Biuro Inwestycji i Cykli Ekonomicznych (BIEC) podało, że w grudniu ub.r. WRP wyniósł 70,62 pkt., a w styczniu br. 70,20 pkt.

"Wskaźnik Rynku Pracy (WRP) informujący z wyprzedzeniem o przyszłych zmianach wielkości bezrobocia w lutym br. zmalał. Tendencja spadkowa trwa już pięć miesięcy, ale w lutym br. skala spadku była ponad dwukrotnie mniejsza niż w styczniu br. Utrzymująca się tendencja zmian oznaczać powinna dalszą poprawę sytuacji na rynku pracy i kontynuację spadku stopy bezrobocia. Istotne bariery po stronie podażowej będą najprawdopodobniej osłabiać dalszy jej spadek" - napisało BIEC w komunikacie.

BIEC przypomniało, że stopa bezrobocia rejestrowanego w styczniu bieżącego roku wzrosła w ujęciu miesięcznym o 0,3 punktu procentowego i wyniosła 6,1 proc. Z kolei, po wyeliminowaniu wpływu czynników sezonowych stopa bezrobocia zmalała o niespełna 0,1 punktu procentowego i wyniosła 5,7 proc.

BIEC przekazało, że w styczniu br. liczba osób, które się wyrejestrowały ze spisu bezrobotnych z tytułu podjęcia zatrudnienia zmalała o nieco ponad 3 tys. (spadek na poziomie około 4 proc.), co w pełni skompensowało wzrost odnotowany w grudniu ubiegłego roku.

Reklama

"W 2018 średniomiesięczny odpływ z bezrobocia do zatrudnienia był o około 15 proc. mniejszy niż w 2017 roku. Tendencję do coraz mniejszego odpływu z bezrobocia do zatrudnienia będziemy najprawdopodobniej obserwować w tym roku. Już w styczniu br. w porównaniu do analogicznego miesiąca roku poprzedniego odpływ z bezrobocia do zatrudnienia był niższy o ponad 13 proc." - czytamy.

Według ekspertów, na rynku pracy coraz trudniej o dopasowanie pomiędzy osobami poszukującymi zatrudnienia, a wakatami oferowanymi przez pracodawców, choć nadal obserwowana jest wysoka podaż rejestrowanych ofert pracy.

"W styczniu br., w porównaniu do grudnia ubiegłego roku, strumień nowych wakatów wzrósł o nieco ponad 3 tys. (o 2 proc.), ale był niższy o około 10 proc. w porównaniu do stycznia 2018 roku. Ilość zarejestrowanych nowych wolnych miejsc pracy dwukrotnie przewyższa liczbę osób, które znajdują zatrudnienie. Pokazuje to skalę niedopasowań pomiędzy stroną popytową i podażową rynku pracy oraz ograniczenia podażowe, które w najbliższej przyszłości wpłyną na możliwości redukcji stopy bezrobocia rejestrowanego" - uważają eksperci BIEC.

BIEC przekazało, że liczba bezrobotnych zwolnionych z przyczyn leżących po stronie zakładów pracy ponownie zmalała, a tempo redukcji tej kategorii bezrobotnych było zbliżone do średniej odnotowanej w całym 2018 roku i w styczniu br. wyniosło 2 proc. w skali miesiąca.
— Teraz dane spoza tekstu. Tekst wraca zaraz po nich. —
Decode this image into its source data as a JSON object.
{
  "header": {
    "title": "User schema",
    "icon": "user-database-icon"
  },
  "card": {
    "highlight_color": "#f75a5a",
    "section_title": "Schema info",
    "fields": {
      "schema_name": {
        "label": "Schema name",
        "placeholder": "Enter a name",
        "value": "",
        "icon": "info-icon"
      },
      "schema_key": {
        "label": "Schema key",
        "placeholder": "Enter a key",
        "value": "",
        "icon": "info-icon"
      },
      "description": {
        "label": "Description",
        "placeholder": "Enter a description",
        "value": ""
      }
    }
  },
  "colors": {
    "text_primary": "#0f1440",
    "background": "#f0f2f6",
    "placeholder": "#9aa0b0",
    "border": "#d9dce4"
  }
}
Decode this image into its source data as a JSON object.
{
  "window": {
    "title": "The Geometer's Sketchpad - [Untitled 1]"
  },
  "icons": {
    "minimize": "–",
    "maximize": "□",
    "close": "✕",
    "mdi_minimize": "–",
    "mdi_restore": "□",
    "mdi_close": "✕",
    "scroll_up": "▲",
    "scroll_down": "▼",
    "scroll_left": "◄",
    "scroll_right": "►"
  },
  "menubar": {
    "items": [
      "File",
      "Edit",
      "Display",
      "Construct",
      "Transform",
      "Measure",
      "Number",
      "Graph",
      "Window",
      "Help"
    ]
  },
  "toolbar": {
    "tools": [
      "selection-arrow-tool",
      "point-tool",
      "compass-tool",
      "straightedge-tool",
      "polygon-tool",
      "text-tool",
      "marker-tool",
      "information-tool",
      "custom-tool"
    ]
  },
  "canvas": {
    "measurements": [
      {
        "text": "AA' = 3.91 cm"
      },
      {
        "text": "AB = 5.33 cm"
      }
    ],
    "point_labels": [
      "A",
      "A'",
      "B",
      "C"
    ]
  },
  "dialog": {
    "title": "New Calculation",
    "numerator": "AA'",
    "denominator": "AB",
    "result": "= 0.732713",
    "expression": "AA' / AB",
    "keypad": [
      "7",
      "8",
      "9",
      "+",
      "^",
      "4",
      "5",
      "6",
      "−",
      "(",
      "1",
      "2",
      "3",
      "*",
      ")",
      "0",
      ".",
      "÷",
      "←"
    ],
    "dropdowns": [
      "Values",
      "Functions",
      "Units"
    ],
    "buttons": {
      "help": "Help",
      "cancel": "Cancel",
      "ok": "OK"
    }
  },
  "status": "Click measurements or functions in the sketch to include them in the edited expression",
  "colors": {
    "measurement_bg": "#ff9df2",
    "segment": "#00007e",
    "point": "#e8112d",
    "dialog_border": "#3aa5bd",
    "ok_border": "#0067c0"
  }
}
"Z drugiej strony wzrosła liczba bezrobotnych będących w szczególnej sytuacji na rynku pracy. Odnotowano wzrost liczby bezrobotnych młodych i tych powyżej 50 roku życia oraz długotrwale bezrobotnych. Ponadto, według najnowszych danych (za grudzień ubiegłego roku) wielkość agregatowej kwoty wypłaconych świadczeń dla bezrobotnych wzrosła i to o nieco ponad 2 proc." - zauważa BIEC.

Zdaniem ekspertów, wzrost zatrudnienia planują przede wszystkim przedstawiciele firm średnich i dużych. "W małych firmach prognozują oni w najbliższym czasie utrzymanie dotychczasowej liczby pracowników. W ujęciu branżowym największe wzrosty liczby pracowników planowane są przez producentów pozostałego sprzętu transportowego, a największe zwolnienia - wśród producentów odzieży oraz producentów skór i wyrobów skórzanych" - napisano.